Palabras-clave: políticas de salud pública; dieta saludable; obesidad; estudiantes; alimentación escolar.

 

Introdução

 

A partir dos anos 1980, a obesidade mundial quase que duplicou, apresentando uma alta prevalência nas Américas, tendo maiores índices em países como México, Chile e Estados Unidos em que a cada 10 adultos, 7 apresentam obesidade [1].

No Brasil, os índices de desnutrição observados na década de 80, que mostravam a vulnerabilidade social e de saúde da população, deu lugar ao ganho de peso. Ocorrendo um aumento do excesso de peso na população adulta de 18,5% entre 1974-1975 para 52,5% em 2014 e aumento na prevalência de obesidade de 2,8% para 17,9% no mesmo período [2].

A ocorrência de excesso de peso entre as crianças, no país, também se mostrou significativa, pois os dados mais recentes divulgados mostram que 10% destas até os 5 anos apresentaram esse problema, dos quais um quinto (18,6%) desta faixa etária estão em uma zona de risco de sobrepeso [3].

Define-se excesso de peso o acúmulo de gordura corporal, desencadeada pelo desequilíbrio entre a ingesta de calorias e seu gasto diário, prejudicando a saúde do indivíduo, e tornando-o vulnerável a diversos tipos de patologias [1,4].

Vários fatores podem desencadear o ganho de peso no indivíduo, tais como: sociais, ambientais, psicológicos, estilo de vida e genéticos [5]. Porém quando esses são expostos a ambientes não saudáveis, com fácil acesso a alimentos e bebidas industrializados, estes tornam-se ingredientes importantes para o aumento do sobrepeso e obesidade [1].

Com o intuito de diminuir estes índices de obesidade, o Sistema Único de Saúde (SUS) criou, em 2010, a Política Nacional de alimentação e Nutrição (PNAN) que tem como propósito a melhoria das condições de alimentação, nutrição e saúde da população brasileira, mediante a promoção de práticas alimentares adequadas e saudáveis, a vigilância alimentar e nutricional, a prevenção e o cuidado integral dos agravos relacionados à alimentação e nutrição [6], que podem ser orientados por nutricionistas, enfermeiros, médicos e educadores físicos.

Complementando a PNAN, destacam-se os programas Saúde na Escola (PSE), que objetiva promover saúde integral às crianças, adolescentes, jovens e adultos através de ações intersetoriais entre Unidades Básicas de Saúde (UBS) e escolas e o Programa de Nutrição Escolar (PNAE), que consiste em ofertar aos estudantes da educação básica de escolas públicas, federais e filantrópicas do país uma alimentação adequada e saudável. Esses executam um melhor acompanhamento da saúde da população escolar no Brasil [7].

Um dos setores primordiais para a implementação de ações no combate à obesidade infantil é o ambiente escolar, pois este exerce influência na vida dos estudantes, repassando a estes valores que são expressos por meio de práticas educacionais com hábitos de higiene e alimentação adequados para o bom desenvolvimento infantil, porém há muito que se averiguar sobre a subjetividade que é dada ao professor e à escola para conduzir tais temas [8]. Nesse sentido, orientações feitas por profissionais (Enfermagem, nutricionistas, educadores físicos e médicos) qualificados podem auxiliar nessas práticas.

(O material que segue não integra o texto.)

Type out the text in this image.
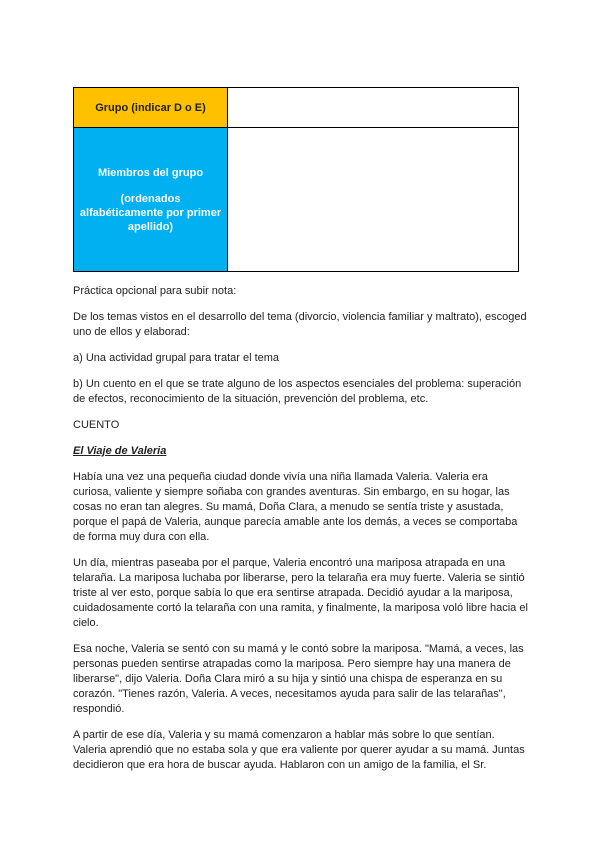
Grupo (indicar D o E)	

Miembros del grupo
(ordenados
alfabéticamente por primer
apellido)	

Práctica opcional para subir nota:

De los temas vistos en el desarrollo del tema (divorcio, violencia familiar y maltrato), escoged uno de ellos y elaborad:

a) Una actividad grupal para tratar el tema

b) Un cuento en el que se trate alguno de los aspectos esenciales del problema: superación de efectos, reconocimiento de la situación, prevención del problema, etc.

CUENTO

El Viaje de Valeria

Había una vez una pequeña ciudad donde vivía una niña llamada Valeria. Valeria era curiosa, valiente y siempre soñaba con grandes aventuras. Sin embargo, en su hogar, las cosas no eran tan alegres. Su mamá, Doña Clara, a menudo se sentía triste y asustada, porque el papá de Valeria, aunque parecía amable ante los demás, a veces se comportaba de forma muy dura con ella.

Un día, mientras paseaba por el parque, Valeria encontró una mariposa atrapada en una telaraña. La mariposa luchaba por liberarse, pero la telaraña era muy fuerte. Valeria se sintió triste al ver esto, porque sabía lo que era sentirse atrapada. Decidió ayudar a la mariposa, cuidadosamente cortó la telaraña con una ramita, y finalmente, la mariposa voló libre hacia el cielo.

Esa noche, Valeria se sentó con su mamá y le contó sobre la mariposa. "Mamá, a veces, las personas pueden sentirse atrapadas como la mariposa. Pero siempre hay una manera de liberarse", dijo Valeria. Doña Clara miró a su hija y sintió una chispa de esperanza en su corazón. "Tienes razón, Valeria. A veces, necesitamos ayuda para salir de las telarañas", respondió.

A partir de ese día, Valeria y su mamá comenzaron a hablar más sobre lo que sentían. Valeria aprendió que no estaba sola y que era valiente por querer ayudar a su mamá. Juntas decidieron que era hora de buscar ayuda. Hablaron con un amigo de la familia, el Sr.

Diante do exposto, o presente artigo objetivou estudar a aplicação da política pública de alimentação e nutrição em escolas de um município no sertão Pernambucano.

 

Métodos

 

Estudo descritivo, transversal, qualitativo realizado com gestores das escolas municipais de educação infantil do Sertão Pernambucano.

No momento do estudo, o município possuía na zona urbana 46 escolas de ensino infantil, 29 destas atendiam escolares a partir dos cinco anos de idade. Objetivando avaliar a aplicabilidade da PNAN, PNAE e PSE nessas escolas, aceitaram participar do estudo 27 gestores, sendo esses coordenadores pedagógicos, diretores ou vice-diretores, além da coordenadora da merenda escolar do município.

A população do estudo foi constituída de 25 mulheres e 2 homens, tendo a maioria (81,4%) mais de 10 anos de exercício profissional na área de gestão, coordenação ou ensino. A coordenadora da merenda escolar do município trabalha na educação há 20 anos, exercendo o cargo há oito anos.

A coleta dos dados foi realizada nos meses de maio a julho de 2016 por meio de entrevistas guiadas por roteiro semiestruturado. As entrevistas eram individuais e marcadas previamente.

O roteiro de entrevista versava sobre o conhecimento dos gestores sobre a PNAN, PNAE e PSE. Já para a coordenadora da merenda escolar do município tinha como propósito o conhecimento e aplicabilidade desta política e programas de alimentação para escolares, já que se dava a participação dos profissionais das escolas do município ligados diretamente ao PNAE (nutricionistas, merendeiras, gestor escolar).

As entrevistas foram gravadas e posteriormente transcritas para avalizar as declarações e garantir a fidedignidade dos dados.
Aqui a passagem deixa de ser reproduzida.